Q: My husband will be 65 on May 2. I turn 65 in August. Would we be eligible to apply for the restricted application based on the new rules? We would like to start Social Security at full retirement age (66) in 2017, but I would also like to take advantage of the restricted application option and delay my benefit until age 70. Some articles refer to being eligible if born before 1954, but others refer to a need to already be collecting Social Security before you can apply, and all apps need to be filed prior to May 1, 2016. Can you clarify? — Alice Matthews, Los Angeles
A: For what it’s worth, you’re not alone. Many are confused about changes to Social Security laws regarding claiming retirement and spousal benefits, says Ted Sarenski, CEO of Blue Ocean Strategic Capital in Syracuse, N.Y., and author of The CPA’s Guide to Social Security Planning.
The Bipartisan Budget Act of 2015 made several changes to the Social Security Act, in effect closing two complex loopholes used primarily by married couples: 1) the timing of multiple benefits (also called “deemed filing”) and 2) voluntary suspension of benefits (also called “file and suspend”). Read What do the Recent Social Security Claiming Changes Mean for Me? and What You Need to Know About the New Laws for Claiming Retirement Benefits.
File and suspend deadline is April 29
The file-and-suspend application allowed someone at full retirement age (currently 66) to apply for benefits and then suspend receiving them to a later date in order to give them time to grow. When you finally do start collecting, the amount could be up to 32% higher. In the meantime, the person's spouse or qualifying child could start collecting a benefit right away based on the filer's record, Sarenski says.
But that loophole closes on April 29, 2016. That’s the last day someone 66 or older by that date can file and suspend with the spousal benefits strategy in mind, says Sarenski.
Under the new law, if you submit a request to suspend your benefits to earn delayed retirement credits on or after April 30, 2016, no one else will be able to get auxiliary benefits based on your own Social Security record, according to the Social Security Administration (SSA).

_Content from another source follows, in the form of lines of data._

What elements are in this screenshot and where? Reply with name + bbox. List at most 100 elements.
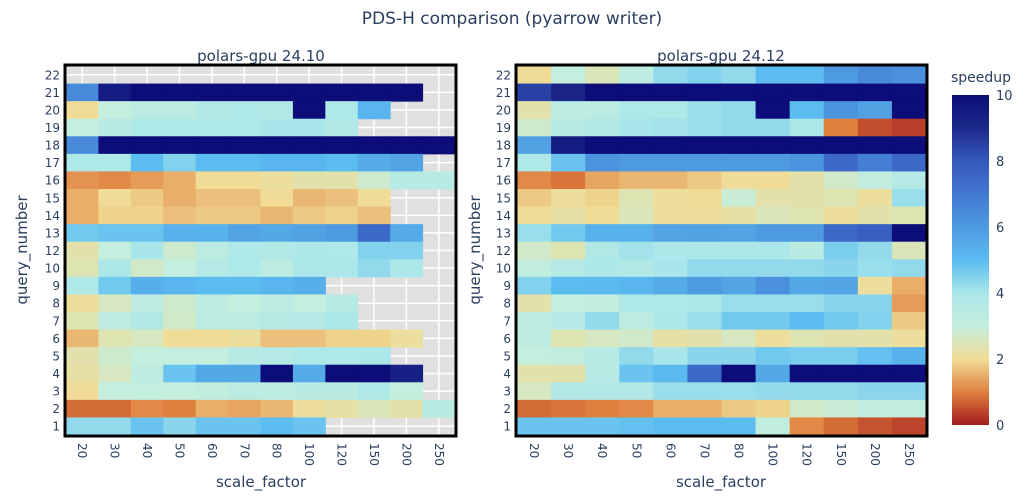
heatmap-cell[interactable] [891, 101, 927, 120]
heatmap-cell[interactable] [789, 364, 825, 383]
heatmap-cell[interactable] [891, 118, 927, 137]
heatmap-cell[interactable] [585, 153, 620, 172]
heatmap-cell[interactable] [653, 101, 688, 120]
heatmap-cell[interactable] [325, 399, 359, 418]
heatmap-cell[interactable] [517, 101, 552, 120]
heatmap-cell[interactable] [653, 347, 688, 366]
heatmap-cell[interactable] [163, 136, 197, 155]
heatmap-cell[interactable] [517, 276, 552, 295]
heatmap-cell[interactable] [195, 364, 229, 383]
heatmap-cell[interactable] [823, 118, 859, 137]
heatmap-cell[interactable] [687, 276, 722, 295]
heatmap-cell[interactable] [789, 312, 825, 331]
heatmap-cell[interactable] [130, 224, 164, 243]
heatmap-cell[interactable] [551, 101, 586, 120]
heatmap-cell[interactable] [789, 294, 825, 313]
heatmap-cell[interactable] [721, 66, 757, 85]
heatmap-cell[interactable] [585, 101, 620, 120]
heatmap-cell[interactable] [260, 171, 294, 190]
heatmap-cell[interactable] [260, 153, 294, 172]
heatmap-cell[interactable] [422, 136, 456, 155]
heatmap-cell[interactable] [891, 312, 927, 331]
heatmap-cell[interactable] [228, 399, 261, 418]
heatmap-cell[interactable] [422, 399, 456, 418]
heatmap-cell[interactable] [857, 399, 893, 418]
heatmap-cell[interactable] [789, 153, 825, 172]
heatmap-cell[interactable] [891, 241, 927, 260]
heatmap-cell[interactable] [789, 347, 825, 366]
heatmap-cell[interactable] [517, 241, 552, 260]
heatmap-cell[interactable] [551, 382, 586, 401]
heatmap-cell[interactable] [721, 153, 757, 172]
heatmap-cell[interactable] [292, 101, 326, 120]
heatmap-cell[interactable] [66, 101, 99, 120]
heatmap-cell[interactable] [228, 294, 261, 313]
heatmap-cell[interactable] [260, 399, 294, 418]
heatmap-cell[interactable] [551, 206, 586, 225]
heatmap-cell[interactable] [517, 153, 552, 172]
heatmap-cell[interactable] [130, 294, 164, 313]
heatmap-cell[interactable] [163, 101, 197, 120]
heatmap-cell[interactable] [789, 399, 825, 418]
heatmap-cell[interactable] [98, 259, 132, 278]
heatmap-cell[interactable] [325, 171, 359, 190]
heatmap-cell[interactable] [585, 329, 620, 348]
heatmap-cell[interactable] [619, 347, 654, 366]
heatmap-cell[interactable] [195, 189, 229, 208]
heatmap-cell[interactable] [857, 259, 893, 278]
heatmap-cell[interactable] [823, 101, 859, 120]
heatmap-cell[interactable] [619, 417, 654, 436]
heatmap-cell[interactable] [721, 206, 757, 225]
heatmap-cell[interactable] [163, 382, 197, 401]
heatmap-cell[interactable] [551, 294, 586, 313]
heatmap-cell[interactable] [585, 312, 620, 331]
heatmap-cell[interactable] [163, 276, 197, 295]
heatmap-cell[interactable] [66, 329, 99, 348]
heatmap-cell[interactable] [66, 382, 99, 401]
heatmap-cell[interactable] [789, 417, 825, 436]
heatmap-cell[interactable] [721, 382, 757, 401]
heatmap-cell[interactable] [195, 224, 229, 243]
heatmap-cell[interactable] [260, 118, 294, 137]
heatmap-cell[interactable] [66, 294, 99, 313]
heatmap-cell[interactable] [823, 206, 859, 225]
heatmap-cell[interactable] [517, 171, 552, 190]
heatmap-cell[interactable] [357, 329, 391, 348]
heatmap-cell[interactable] [823, 153, 859, 172]
heatmap-cell[interactable] [66, 224, 99, 243]
heatmap-cell[interactable] [755, 136, 791, 155]
heatmap-cell[interactable] [130, 329, 164, 348]
heatmap-cell[interactable] [130, 259, 164, 278]
heatmap-cell[interactable] [228, 83, 261, 102]
heatmap-cell[interactable] [292, 224, 326, 243]
heatmap-cell[interactable] [687, 312, 722, 331]
heatmap-cell[interactable] [66, 189, 99, 208]
heatmap-cell[interactable] [325, 241, 359, 260]
heatmap-cell[interactable] [857, 224, 893, 243]
heatmap-cell[interactable] [721, 171, 757, 190]
heatmap-cell[interactable] [163, 312, 197, 331]
heatmap-cell[interactable] [585, 189, 620, 208]
heatmap-cell[interactable] [260, 136, 294, 155]
heatmap-cell[interactable] [66, 312, 99, 331]
heatmap-cell[interactable] [823, 259, 859, 278]
heatmap-cell[interactable] [98, 118, 132, 137]
heatmap-cell[interactable] [422, 171, 456, 190]
heatmap-cell[interactable] [292, 241, 326, 260]
heatmap-cell[interactable] [98, 417, 132, 436]
heatmap-cell[interactable] [891, 83, 927, 102]
heatmap-cell[interactable] [789, 224, 825, 243]
heatmap-cell[interactable] [585, 294, 620, 313]
heatmap-cell[interactable] [823, 136, 859, 155]
heatmap-cell[interactable] [357, 153, 391, 172]
heatmap-cell[interactable] [130, 364, 164, 383]
heatmap-cell[interactable] [163, 241, 197, 260]
heatmap-cell[interactable] [357, 206, 391, 225]
heatmap-cell[interactable] [653, 259, 688, 278]
heatmap-cell[interactable] [195, 382, 229, 401]
heatmap-cell[interactable] [228, 347, 261, 366]
heatmap-cell[interactable] [789, 382, 825, 401]
heatmap-cell[interactable] [98, 241, 132, 260]
heatmap-cell[interactable] [823, 276, 859, 295]
heatmap-cell[interactable] [653, 189, 688, 208]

So, technically, people can still file and suspend after April 30, but their spouses and qualifying children can't file for benefits unless the worker whose record they are collecting on is also collecting his or her own benefit, says Sarenski.
A restricted application strategy lets a lower-earning spouse collect a spousal benefit while allowing their own benefit to grow through delayed retirement credits until age 70.
Here the date you need to know is Jan. 1, 1954. If you were born on that day or before, then you can still use this strategy once you reach FRA. If your birthdate is Jan. 2, 1954, or later, you're out of luck.
In your case, you and your husband were each at least 62 by the end of 2015. And that means you are both eligible to file for "spousal benefits only" at your FRA, says Sarenski.
Note, however, that only one person of a couple can apply for spousal benefits, says Sarenski. The other person needs to apply for their own benefit and be collecting that benefit in order for it to work, he says.
So, here’s Sarenski’s advice: Your husband will turn 66 in May of 2017 and will begin collecting his benefit. In August of 2017 you will apply for spousal benefits only on your husband’s record and begin collecting one-half of his benefit.
When you turn 70, you will switch to your own benefit, which will be 32% higher than what you would have received on your own work record at age 66. Whoever lives longer, you or your husband, will keep your higher benefit for the rest of their life.
Another option to consider, assuming that your husband had the higher earnings, would be for you to file for your earned benefits in August of this year and then have your husband file for spousal benefits, but he does this as a restricted application to exclude his earned benefits. At age 70, your husband could then file for his earned benefits. According to Financial Engines, this strategy could increase your household’s lifetime benefits by 12%.